Selain itu, ia mengingatkan bahwa banyak negara maju seperti Jepang, China, dan Korea Selatan juga mengembangkan jaringan kereta cepat dengan pola investasi serupa. Dalam jangka panjang, pembangunan ini terbukti meningkatkan produktivitas wilayah dan memperkuat daya saing ekonomi nasional.
Whoosh dan Masa Depan Transportasi Indonesia
Whoosh bukan sekadar proyek transportasi, tetapi simbol transformasi infrastruktur nasional. Pemerintah menilai proyek ini menjadi pintu gerbang menuju sistem transportasi modern yang ramah lingkungan dan efisien.
Menurut Purbaya, kehadiran Whoosh mendorong lahirnya proyek-proyek baru yang mengedepankan teknologi tinggi, seperti rencana kereta cepat Jakarta–Surabaya dan sistem transportasi terintegrasi antarkota.
Selain itu, proyek ini juga menjadi sarana pembelajaran penting bagi sumber daya manusia Indonesia. Banyak insinyur dan tenaga teknis lokal kini memiliki pengalaman langsung dalam pembangunan infrastruktur berskala internasional.

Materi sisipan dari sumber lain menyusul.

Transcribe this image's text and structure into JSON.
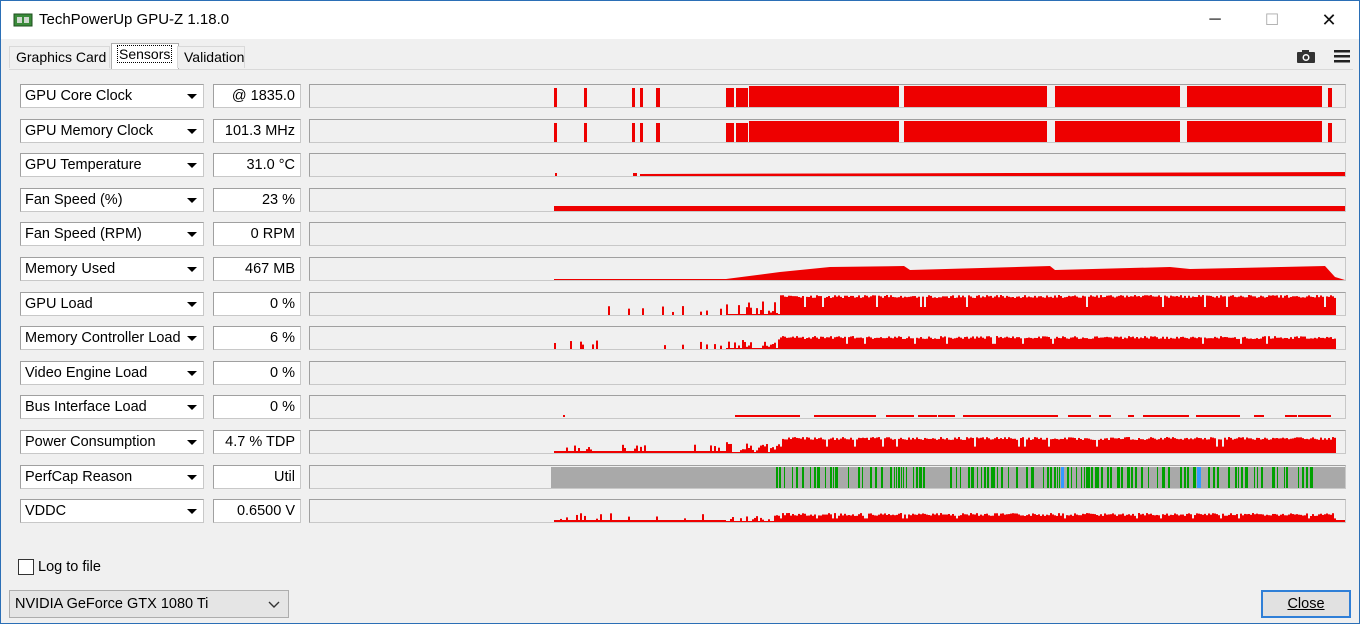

“Jadi manfaatnya bukan hanya ekonomi, tapi juga transfer teknologi dan peningkatan kompetensi SDM kita,” pungkas Purbaya.
Kesimpulan: Proyek Strategis, Bukan Komersial
Dari berbagai pernyataan tersebut, terlihat bahwa proyek Kereta Cepat Whoosh memang tidak semata-mata berorientasi pada laba. Pemerintah menempatkannya sebagai bagian dari rencana besar pembangunan ekonomi wilayah dan modernisasi sistem transportasi nasional.

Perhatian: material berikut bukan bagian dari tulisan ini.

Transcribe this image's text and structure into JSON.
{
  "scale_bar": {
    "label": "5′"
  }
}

Dengan pendekatan tersebut, proyek ini diharapkan membawa efek berantai bagi pertumbuhan ekonomi, menciptakan lapangan kerja baru, dan memperkuat daya saing Indonesia di masa depan.
Meskipun tantangan finansial masih ada, pemerintah berkomitmen menjaga keseimbangan antara manfaat ekonomi, keberlanjutan keuangan, dan efisiensi operasional. Pada akhirnya, Whoosh menjadi simbol bahwa pembangunan besar tidak selalu harus diukur dari keuntungan, melainkan dari nilai yang diberikan kepada masyarakat dan negara.